En el Tíbet hay controles de natalidad. Las mujeres tibetanas embarazadas tienen que ir a revisión obligatoria cada 15 días. Según el Gobierno tibetano en el exilio todavía existen casos de esterilización y abortos forzosos.
El Gobierno chino y quienes defienden su postura argumentan que China ha llevado el desarrollo a un pueblo aislado, pobre y basado en una teocracia en el que los religiosos son una casta superior que acumula la riqueza. Han construido aeropuertos, han comunicado Lhasa y Pekín en tren, han llevado electricidad, carreteras y puentes a los pueblos tibetanos y han comenzado a gestionar las enormes reservas de agua dulce de la zona, para muchos el verdadero interés chino en la región.
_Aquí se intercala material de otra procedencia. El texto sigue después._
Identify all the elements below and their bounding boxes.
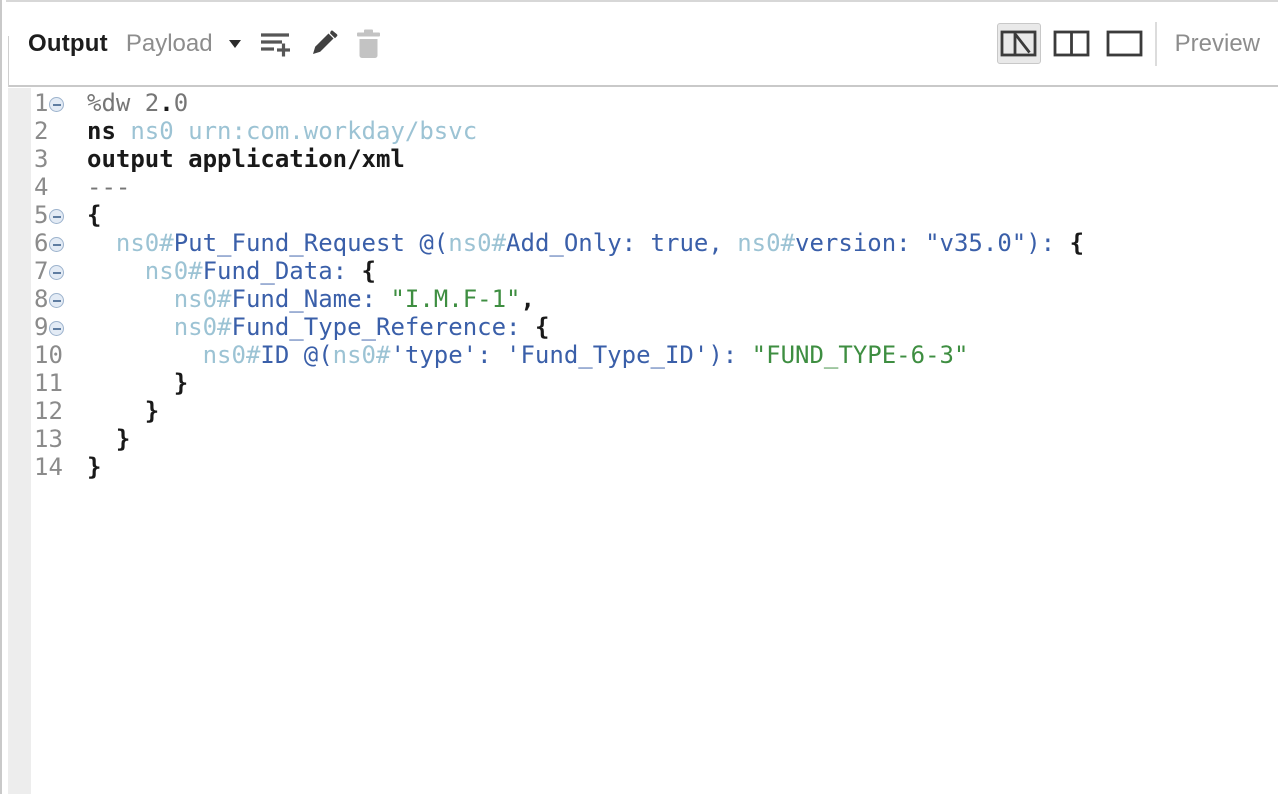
toolbar-divider: [1155, 22, 1157, 66]
code-line: 4 ---: [30, 173, 1278, 201]
view-two-pane-button[interactable]: [1050, 23, 1094, 64]
code-text: }: [87, 369, 188, 397]
code-text: ns ns0 urn:com.workday/bsvc: [87, 117, 477, 145]
line-number: 13: [34, 425, 63, 453]
line-number: 2: [34, 117, 48, 145]
code-text: ns0#Put_Fund_Request @(ns0#Add_Only: tru…: [87, 229, 1084, 257]
add-sample-button[interactable]: [260, 30, 291, 58]
fold-toggle-icon[interactable]: [49, 265, 64, 280]
code-line: 10 ns0#ID @(ns0#'type': 'Fund_Type_ID'):…: [30, 341, 1278, 369]
caret-down-icon: [229, 40, 241, 48]
code-line: 12 }: [30, 397, 1278, 425]
output-panel-header: Output Payload: [9, 2, 1278, 87]
line-number: 4: [34, 173, 48, 201]
view-single-pane-button[interactable]: [1103, 23, 1147, 64]
pencil-icon: [309, 29, 338, 58]
code-line: 11 }: [30, 369, 1278, 397]
split-code-preview-icon: [1000, 30, 1037, 57]
line-number: 12: [34, 397, 63, 425]
view-toggle-group: Preview: [997, 22, 1260, 66]
code-line: 8 ns0#Fund_Name: "I.M.F-1",: [30, 285, 1278, 313]
view-code-preview-button[interactable]: [997, 23, 1041, 64]
line-number: 10: [34, 341, 63, 369]
line-number: 1: [34, 89, 48, 117]
line-number: 3: [34, 145, 48, 173]
payload-dropdown-label: Payload: [126, 30, 213, 58]
line-number: 14: [34, 453, 63, 481]
code-line: 2 ns ns0 urn:com.workday/bsvc: [30, 117, 1278, 145]
trash-icon: [355, 29, 382, 59]
single-pane-icon: [1106, 30, 1143, 57]
code-text: ---: [87, 173, 130, 201]
code-text: ns0#ID @(ns0#'type': 'Fund_Type_ID'): "F…: [87, 341, 968, 369]
delete-sample-button[interactable]: [355, 29, 382, 59]
line-number: 11: [34, 369, 63, 397]
code-line: 6 ns0#Put_Fund_Request @(ns0#Add_Only: t…: [30, 229, 1278, 257]
code-line: 1 %dw 2.0: [30, 89, 1278, 117]
fold-toggle-icon[interactable]: [49, 293, 64, 308]
code-line: 7 ns0#Fund_Data: {: [30, 257, 1278, 285]
fold-toggle-icon[interactable]: [49, 237, 64, 252]
panel-title: Output: [28, 30, 108, 58]
code-text: ns0#Fund_Name: "I.M.F-1",: [87, 285, 535, 313]
code-line: 14}: [30, 453, 1278, 481]
code-line: 13 }: [30, 425, 1278, 453]
edit-sample-button[interactable]: [309, 29, 338, 58]
code-text: }: [87, 397, 159, 425]
code-editor[interactable]: 1 %dw 2.0 2 ns ns0 urn:com.workday/bsvc 3 out…: [30, 88, 1278, 794]
fold-toggle-icon[interactable]: [49, 97, 64, 112]
window-left-border: [0, 0, 2, 794]
fold-toggle-icon[interactable]: [49, 321, 64, 336]
code-line: 3 output application/xml: [30, 145, 1278, 173]
line-number: 5: [34, 201, 48, 229]
two-pane-icon: [1053, 30, 1090, 57]
line-number: 8: [34, 285, 48, 313]
code-text: %dw 2.0: [87, 89, 188, 117]
code-text: ns0#Fund_Type_Reference: {: [87, 313, 549, 341]
code-text: output application/xml: [87, 145, 405, 173]
line-number: 9: [34, 313, 48, 341]
dataweave-output-panel: { "panel": { "title": "Output" }, "toolb…: [0, 0, 1278, 794]
line-number: 6: [34, 229, 48, 257]
fold-toggle-icon[interactable]: [49, 209, 64, 224]
code-line: 9 ns0#Fund_Type_Reference: {: [30, 313, 1278, 341]
code-text: }: [87, 425, 130, 453]
adjacent-scrollbar-track[interactable]: [8, 88, 31, 794]
add-to-list-icon: [260, 30, 291, 58]
code-line: 5{: [30, 201, 1278, 229]
payload-dropdown[interactable]: Payload: [126, 30, 241, 58]
line-number: 7: [34, 257, 48, 285]
code-lines: 1 %dw 2.0 2 ns ns0 urn:com.workday/bsvc 3 out…: [30, 89, 1278, 481]
code-text: }: [87, 453, 101, 481]
code-text: {: [87, 201, 101, 229]
code-text: ns0#Fund_Data: {: [87, 257, 376, 285]
preview-toggle[interactable]: Preview: [1175, 30, 1260, 58]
También permiten la libertad de culto y el uso del idioma tibetano.
“Admitimos que China ha traído progreso y desarrollo a Tíbet, pero es un desarrollo impuesto a la fuerza que nosotros no pedimos y que beneficia a la población china, no a la tibetana”. Quien replica es Thinley Dropatsang, de 39 años, que huyó del Tíbet cuando tenía 22. “¿Quién puede usar los aeropuertos y las carreteras? Los chinos, no nosotros. ¿Por qué tendríamos que agradecer algo que no pedimos? Los tibetanos queremos vivir como lo han hecho nuestros ancestros, de forma austera y en comunión con la naturaleza”.Thinley fue víctima de los programas de reeducación del Gobierno chino. En 1995 las autoridades tomaron el control de su pueblo y sometieron al programa a varios vecinos. “Nos repetían que el sistema comunista chino es perfecto. Que si nos uníamos a su causa estaríamos protegidos al 100%”.
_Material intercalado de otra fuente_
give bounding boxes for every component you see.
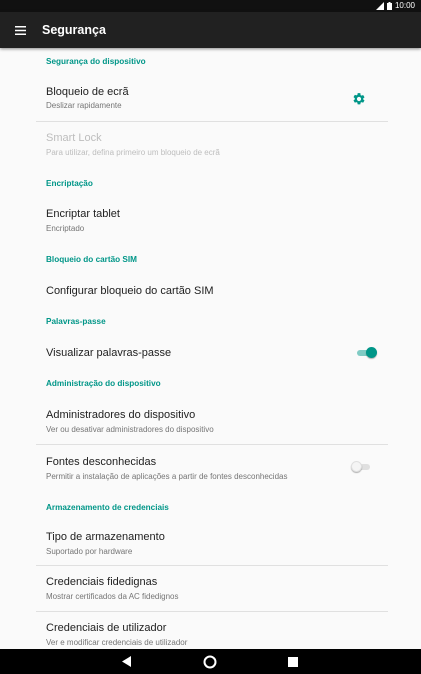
setting-title: Administradores do dispositivo [46,409,196,421]
recents-button[interactable] [273,649,313,674]
status-time: 10:00 [394,1,415,10]
section-header-credential-storage: Armazenamento de credenciais [46,503,169,512]
section-header-passwords: Palavras-passe [46,317,106,326]
home-button[interactable] [190,649,230,674]
setting-title: Smart Lock [46,132,102,144]
navigation-bar [0,649,421,674]
back-button[interactable] [107,649,147,674]
setting-title: Credenciais de utilizador [46,622,167,634]
setting-subtitle: Ver ou desativar administradores do disp… [46,425,214,434]
setting-subtitle: Para utilizar, defina primeiro um bloque… [46,148,220,157]
setting-title: Credenciais fidedignas [46,576,158,588]
app-bar: Segurança [0,12,421,48]
battery-icon [386,1,392,10]
setting-smart-lock [0,122,421,166]
menu-icon [14,25,26,35]
setting-subtitle: Ver e modificar credenciais de utilizado… [46,638,188,647]
setting-title: Visualizar palavras-passe [46,347,172,359]
toggle-thumb [366,347,377,358]
back-icon [122,656,131,667]
setting-title: Encriptar tablet [46,208,120,220]
recents-icon [288,656,298,667]
page-title: Segurança [42,23,106,37]
setting-subtitle: Permitir a instalação de aplicações a pa… [46,472,288,481]
menu-button[interactable] [0,12,40,48]
gear-icon[interactable] [352,92,366,106]
toggle-thumb [351,461,362,472]
section-header-encryption: Encriptação [46,179,93,188]
setting-subtitle: Mostrar certificados da AC fidedignos [46,592,179,601]
signal-icon [375,1,384,10]
section-header-device-security: Segurança do dispositivo [46,57,146,66]
setting-title: Configurar bloqueio do cartão SIM [46,285,214,297]
setting-title: Fontes desconhecidas [46,456,157,468]
setting-subtitle: Suportado por hardware [46,547,133,556]
section-header-sim-lock: Bloqueio do cartão SIM [46,255,137,264]
screen: 10:00 Segurança Segurança do dispositivo… [0,0,421,674]
home-icon [203,655,217,668]
unknown-sources-toggle[interactable] [351,461,373,473]
section-header-device-admin: Administração do dispositivo [46,379,161,388]
show-passwords-toggle[interactable] [355,347,377,359]
settings-list[interactable]: Segurança do dispositivo Bloqueio de ecr… [0,48,421,649]
setting-subtitle: Encriptado [46,224,85,233]
setting-subtitle: Deslizar rapidamente [46,101,122,110]
setting-title: Tipo de armazenamento [46,531,165,543]
setting-trusted-credentials[interactable] [0,566,421,612]
setting-title: Bloqueio de ecrã [46,86,129,98]
status-bar: 10:00 [0,0,421,12]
Como Thinley no parecía muy convencido, los soldados chinos decidieron colgarlo de los pulgares. “Estuve así varias horas, fue un dolor horroroso. También quemaban especies picantes y nos hacían arder los ojos con el humo. Después estuve 15 días encerrado en un cuarto oscuro de un metro por un metro”.
Tras la experiencia, Thinley decidió escapar después de conseguir un pasaporte falso. Hoy, junto a otros 77 tibetanos, vive en Barcelona con el estatus de refugiado. Sentado en una silla con gesto de enfado, concluye su testimonio: “Así traen el desarrollo los chinos”, dice. “Y nadie hace nada”.